いずれにせよ、物件購入時には、「現状の家賃で表面利回りがいくら...」ということではなく、「相場家賃と比較する」ことを行ってください。
管理会社との関係
私が保有する物件の中には、車で片道8時間かかるものがあります。そうなってくると、頻繁には行けません。初めの方こそ、年に数回行っていましたが、最近は年に1回行くか行かないかです。これが遠方物件の実情です。
年に1回行くか行かないかという状況で、満室をキープするためには、管理会社との関係が重要になってきます。個人的な付き合いも深めて、管理会社の担当者と仲良くなり、困ったときにすぐに動いてもらえる関係づくりをしなくてはなりません。
売却時のリスク
都心の不動産は、海外投資家などの参入により価格が高騰しています。そのため為替の動きやオリンピックなどが大きく影響しています。

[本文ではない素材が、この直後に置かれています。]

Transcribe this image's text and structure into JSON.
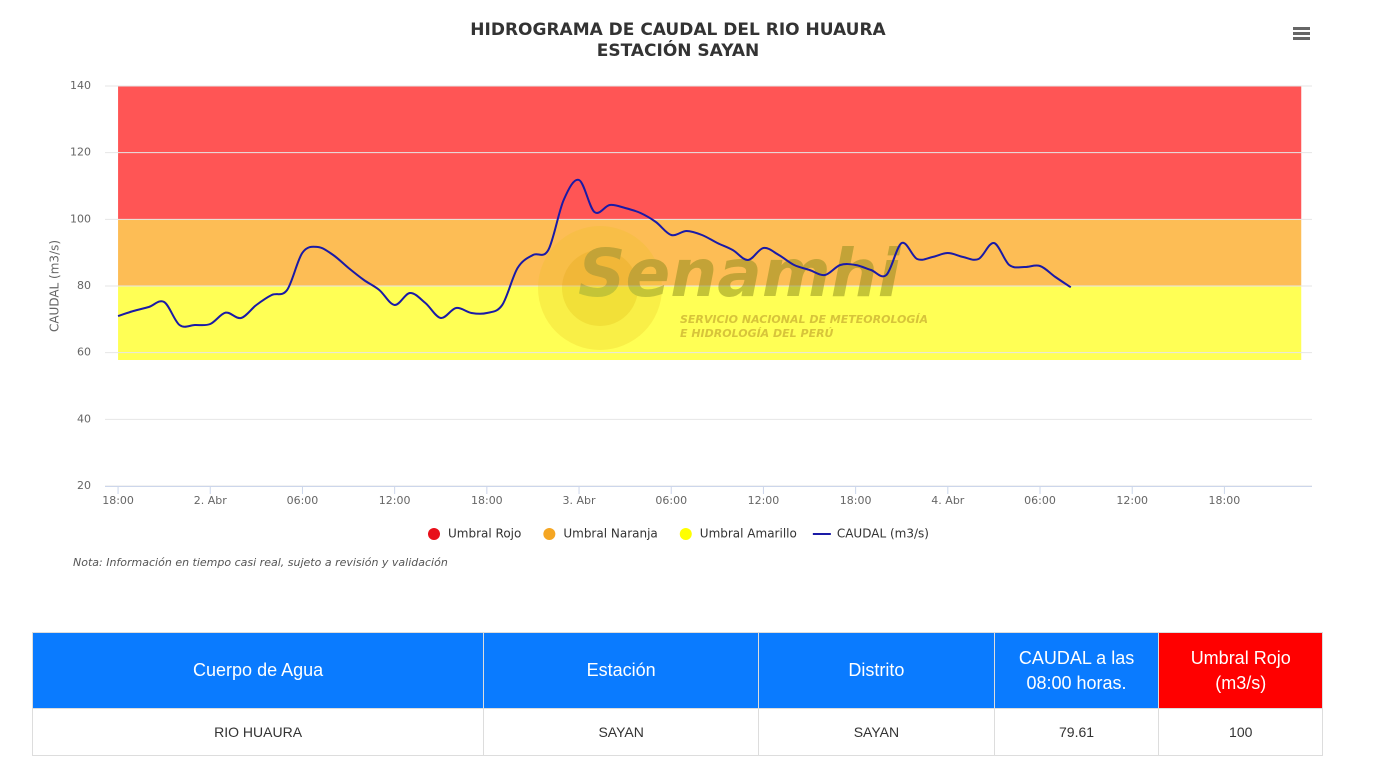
{
  "chart_data": {
    "type": "line",
    "title": "HIDROGRAMA DE CAUDAL DEL RIO HUAURA",
    "subtitle": "ESTACIÓN SAYAN",
    "y_label": "CAUDAL (m3/s)",
    "xlim": [
      -0.85,
      77.7
    ],
    "xticks": [
      {
        "value": 0,
        "label": "18:00"
      },
      {
        "value": 6,
        "label": "2. Abr"
      },
      {
        "value": 12,
        "label": "06:00"
      },
      {
        "value": 18,
        "label": "12:00"
      },
      {
        "value": 24,
        "label": "18:00"
      },
      {
        "value": 30,
        "label": "3. Abr"
      },
      {
        "value": 36,
        "label": "06:00"
      },
      {
        "value": 42,
        "label": "12:00"
      },
      {
        "value": 48,
        "label": "18:00"
      },
      {
        "value": 54,
        "label": "4. Abr"
      },
      {
        "value": 60,
        "label": "06:00"
      },
      {
        "value": 66,
        "label": "12:00"
      },
      {
        "value": 72,
        "label": "18:00"
      }
    ],
    "ylim": [
      20,
      140
    ],
    "yticks": [
      20,
      40,
      60,
      80,
      100,
      120,
      140
    ],
    "grid": true,
    "x": [
      0,
      1,
      2,
      3,
      4,
      5,
      6,
      7,
      8,
      9,
      10,
      11,
      12,
      13,
      14,
      15,
      16,
      17,
      18,
      19,
      20,
      21,
      22,
      23,
      24,
      25,
      26,
      27,
      28,
      29,
      30,
      31,
      32,
      33,
      34,
      35,
      36,
      37,
      38,
      39,
      40,
      41,
      42,
      43,
      44,
      45,
      46,
      47,
      48,
      49,
      50,
      51,
      52,
      53,
      54,
      55,
      56,
      57,
      58,
      59,
      60,
      61,
      62
    ],
    "series": [
      {
        "name": "CAUDAL (m3/s)",
        "color": "#1a1aa6",
        "values": [
          71,
          72.5,
          73.7,
          75.2,
          68.3,
          68.3,
          68.6,
          72,
          70.4,
          74.3,
          77.3,
          78.8,
          90,
          91.7,
          89.3,
          85.4,
          81.8,
          78.8,
          74.3,
          77.9,
          74.9,
          70.4,
          73.4,
          71.9,
          71.9,
          74.3,
          85.4,
          89.3,
          90.8,
          105.8,
          111.8,
          102.2,
          104.3,
          103.4,
          101.9,
          99.2,
          95.3,
          96.5,
          95.3,
          92.9,
          90.8,
          87.8,
          91.4,
          89.3,
          86.3,
          84.8,
          83.3,
          86.3,
          86.3,
          84.8,
          83.3,
          92.9,
          88.1,
          88.7,
          89.9,
          88.7,
          88.1,
          92.9,
          86.3,
          85.7,
          86,
          82.7,
          79.61
        ]
      }
    ],
    "bands": [
      {
        "name": "Umbral Rojo",
        "color": "#e8101a",
        "fill": "#ff5555",
        "xlim": [
          0,
          77
        ],
        "ylim": [
          100,
          140
        ]
      },
      {
        "name": "Umbral Naranja",
        "color": "#f5a623",
        "fill": "#fdbd55",
        "xlim": [
          0,
          77
        ],
        "ylim": [
          80,
          100
        ]
      },
      {
        "name": "Umbral Amarillo",
        "color": "#ffff00",
        "fill": "#ffff55",
        "xlim": [
          0,
          77
        ],
        "ylim": [
          57.8,
          80
        ]
      }
    ],
    "note": "Nota: Información en tiempo casi real, sujeto a revisión y validación",
    "watermark": {
      "name": "Senamhi",
      "lines": [
        "SERVICIO NACIONAL DE METEOROLOGÍA",
        "E HIDROLOGÍA DEL PERÚ"
      ]
    }
  },
  "table": {
    "headers": [
      "Cuerpo de Agua",
      "Estación",
      "Distrito",
      "CAUDAL a las 08:00 horas.",
      "Umbral Rojo (m3/s)"
    ],
    "rows": [
      [
        "RIO HUAURA",
        "SAYAN",
        "SAYAN",
        79.61,
        100
      ]
    ]
  }
}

一方で、地方不動産は金融機関の「融資」が価格に大きく影響します。結局、これも需給バランスなのですが、今は多くの金融機関が地方不動産へ融資を行っているので、東京などに住んでいる方が地方不動産を購入するケースが多いと思います。
しかし、金融機関が融資を引き締める(つまり、地方不動産への融資を行わない)となると、その地方都市の不動産を買える人が少なくなる(東京など地方以外の人が買えなくなり、地元の人だけが買える状況になる)ため、結果、不動産価格は下がってしまいます。

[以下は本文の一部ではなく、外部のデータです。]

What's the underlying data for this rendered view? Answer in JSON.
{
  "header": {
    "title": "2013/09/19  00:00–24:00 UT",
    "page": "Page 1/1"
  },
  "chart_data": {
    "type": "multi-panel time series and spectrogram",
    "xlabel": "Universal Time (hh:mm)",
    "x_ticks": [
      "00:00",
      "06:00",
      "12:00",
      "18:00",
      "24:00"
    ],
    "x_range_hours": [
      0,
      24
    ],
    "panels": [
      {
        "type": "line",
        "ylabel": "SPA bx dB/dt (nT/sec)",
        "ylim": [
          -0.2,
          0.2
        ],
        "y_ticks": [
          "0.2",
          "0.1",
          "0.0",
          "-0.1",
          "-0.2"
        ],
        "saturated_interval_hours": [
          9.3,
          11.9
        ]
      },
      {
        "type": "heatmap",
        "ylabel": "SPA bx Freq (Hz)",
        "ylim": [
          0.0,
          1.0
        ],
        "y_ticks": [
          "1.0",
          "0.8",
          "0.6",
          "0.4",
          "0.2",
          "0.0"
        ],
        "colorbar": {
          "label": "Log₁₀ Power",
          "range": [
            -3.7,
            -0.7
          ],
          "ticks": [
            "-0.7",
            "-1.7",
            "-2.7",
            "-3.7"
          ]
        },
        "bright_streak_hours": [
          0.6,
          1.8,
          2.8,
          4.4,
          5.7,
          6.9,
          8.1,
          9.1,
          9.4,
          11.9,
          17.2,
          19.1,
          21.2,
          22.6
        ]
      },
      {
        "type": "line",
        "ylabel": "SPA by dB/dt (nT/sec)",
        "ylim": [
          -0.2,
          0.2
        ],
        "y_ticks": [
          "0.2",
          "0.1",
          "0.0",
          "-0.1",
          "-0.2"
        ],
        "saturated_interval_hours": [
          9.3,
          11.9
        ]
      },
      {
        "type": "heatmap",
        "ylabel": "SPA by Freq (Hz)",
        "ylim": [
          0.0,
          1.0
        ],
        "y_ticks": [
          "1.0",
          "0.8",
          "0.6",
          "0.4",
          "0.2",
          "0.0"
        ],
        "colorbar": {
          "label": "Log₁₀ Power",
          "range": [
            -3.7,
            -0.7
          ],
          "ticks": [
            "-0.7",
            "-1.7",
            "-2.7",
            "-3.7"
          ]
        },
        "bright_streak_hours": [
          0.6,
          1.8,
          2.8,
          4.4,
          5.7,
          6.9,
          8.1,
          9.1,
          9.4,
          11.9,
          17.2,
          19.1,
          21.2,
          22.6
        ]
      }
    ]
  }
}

大手金融機関などが支店を置いている場合は、比較的安全かと思いますが、そうではない地方都市で、ある特定の金融機関だけが融資を行っているという状況であれば、その金融機関が融資を行っている間は買える人がたくさんいるので需要があります。ですが、その金融機関が撤退してしまうと、買える人がいなくなるので需要がなくなり、価格が大きく下落する可能性があります。こういった地方都市であれば、融資による価格変動リスクが大きいということになります。
「地方都市」と言っても、「大手金融機関の支店がある地方」と、「そうでない地方」があります。後者については、売却時の価格変動リスクが大きいため、早めに売却することも検討しておいた方が良いでしょう。

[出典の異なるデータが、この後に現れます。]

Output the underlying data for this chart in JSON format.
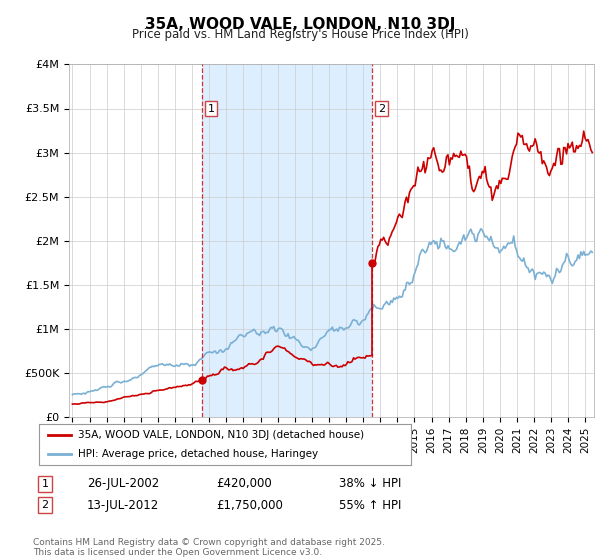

まとめると、地方物件の場合、購入時は融資さえ通れば問題ないのですが、保有時には管理会社との関係、そして売却時には地元金融機関の融資姿勢による価格変動リスクなど、都心の不動産とは違ったリスクが存在します。地方物件は、購入時は利回りが高いため、入居率や賃料がそのままの条件でいけばキャッシュフローが回るケースが多いですが、需給バランスが一気に崩れる可能性もあり、その場合家賃下落率が都心では考えられないくらい高くなるケースもあります。空室についても、地域によっては需要がそもそもない場合もあり、家賃を少し下げたくらいではどうにもならない場合もあります。長い目で見れば上記のようなリスクがありますので、長期保有という意味ではリスクが大きいと言わざるを得ません。一言に「地方」と言ってもいろいろな「地方」がありますので、どういう「地方」なのかを見分ける能力が必要になります。購入時点の利回りやキャッシュフローだけに注目せず、その後の運営や売却まで含めたトータルで投資を検討しましょう。